Foie gras production for the entire country in 2003 was 340 tons. Maryland alone produces twice as much chicken every single day. And commercial chickens don’t share the level of freedom foie-gras ducks enjoy. They’re raised in stacks of small cages and often have most of their beaks cut off to prevent pecking. Yet protests rarely occur at the many restaurants that serve commercial poultry, or at the actual factories.

Foie gras comes in three grades based on appearance, shape, and firmness. “A” indicates unblemished, round, and supple livers, while “B” designates livers that are smaller and softer (“C” is not available retail). Whole livers weigh around 1.5 pounds. I went with B, as I couldn’t see a difference in quality and it was half the price ($29/pound). This is actually a steal. The last time I had it at a restaurant, my tiny portion — which I generously estimate was two ounces — cost $15, or $120/pound.

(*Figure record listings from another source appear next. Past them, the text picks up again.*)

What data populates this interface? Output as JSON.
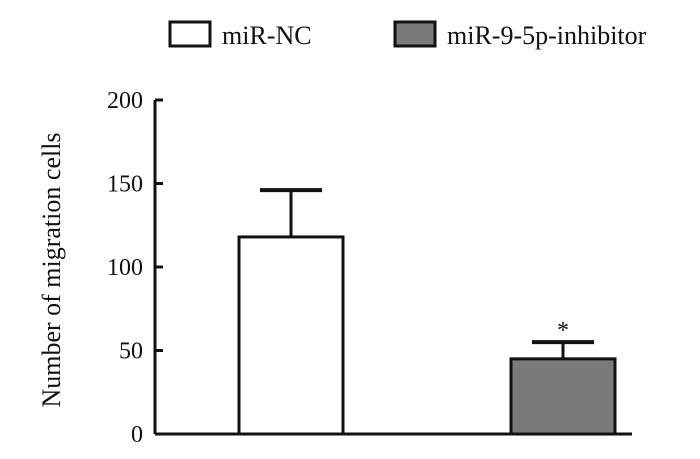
{
  "chart_data": {
    "type": "bar",
    "categories": [
      "miR-NC",
      "miR-9-5p-inhibitor"
    ],
    "series": [
      {
        "name": "miR-NC",
        "values": [
          118,
          null
        ],
        "errors": [
          28,
          null
        ],
        "color": "#ffffff"
      },
      {
        "name": "miR-9-5p-inhibitor",
        "values": [
          null,
          45
        ],
        "errors": [
          null,
          10
        ],
        "color": "#7a7a7a"
      }
    ],
    "title": "",
    "xlabel": "",
    "ylabel": "Number of migration cells",
    "ylim": [
      0,
      200
    ],
    "yticks": [
      0,
      50,
      100,
      150,
      200
    ],
    "ytick_labels": [
      "0",
      "50",
      "100",
      "150",
      "200"
    ],
    "legend": {
      "placement": "top",
      "entries": [
        {
          "label": "miR-NC",
          "color": "#ffffff"
        },
        {
          "label": "miR-9-5p-inhibitor",
          "color": "#7a7a7a"
        }
      ]
    },
    "annotations": [
      {
        "text": "*",
        "category": "miR-9-5p-inhibitor"
      }
    ],
    "grid": false,
    "category_labels_shown": false
  }
}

Cooking foie gras at home is actually very easy, if you stick to two basic preparations: sauté and torchon. The only prep work is deveining. The liver itself is a pale umber color, smooth with a satiny surface. It’s quite firm but somewhat brittle, so handle it as gingerly as possible. There are two major lobes, which, if you carefully separate them, reveal veins and connective tissue. To remove this, cut around the connective tissue with a sharp paring knife, then grasp it with a paper towel for better grip, and pull gently. There should be just a couple more pockets of veiny stuff to remove, and in the end you should be left with one large intact lobe and a couple of smaller pieces.

To sauté, cut the liver into slices more than 3/4-inch thick — any thinner and you risk overcooking. Salt both sides and fry in a nonstick pan for about 15 seconds per side. The goal is to induce browning while minimizing the fat that’s rendered out, and it may take a few tries to get a feel for it. The result is an incredibly tender morsel that sort of evaporates into creaminess in your mouth. The taste is mild, lightly buttery, not quite meaty, but definitely savory. And while it is very rich, it finishes strangely clean. If it’s rubbery or mealy, it has been overcooked. Save the rendered fat for future use — say, to flavor mashed potatoes. To counterpoint the richness, make a quick sauce by simmering pomegranate juice with some sugar, reducing until syrupy.

Torchon (French for “cloth”) is more involved. This method makes good use of any smaller, broken pieces. Traditionally, the foie gras is marinated in cognac, white wine, and salt. I used bourbon instead of cognac, which works fine as long as it’s not too smoky (Bulleit is good). Marinate for 20 minutes, then remove to a clean dishcloth — I ended up using an unworn white tee, cut up. Save the marinade. Wrap the cloth around the foie gras and gently but firmly press and shape into a tight cylinder (rolling in a thin magazine works well), until you have a solid log. Pull the cloth tight and secure the ends — twine or even twist ties work. In a wide pan, simmer very gently in a mixture of chicken stock, the reserved marinade, and flavoring agents; I used thyme, bay leaf, and garlic. Roll the torchon around to ensure even cooking. After 15 minutes, remove from heat. When it is cool enough to touch, reshape it if necessary and refrigerate until firm. The finished product is equivalent to the most exquisite pâté you’ve ever had. It’s perfectly smooth, subtly flavored, and again rich but with a clean finish. One of my tasters compared the texture to a perfectly ripe avocado.

A whole foie gras provides many servings — my 1.3-pound liver was good for about 40 hors d’oeuvre-sized portions — and will set you back $40 minimum. It’s pretty bad for you, so it’s definitely special-occasion food. As far as I’m concerned, those are the only drawbacks. In fact, a diet consisting solely of foie gras impinges far less on the well-being of animals than the diet of an average American omnivore. Best meat ever.

Elaine Wolff contributed additional reporting to this story.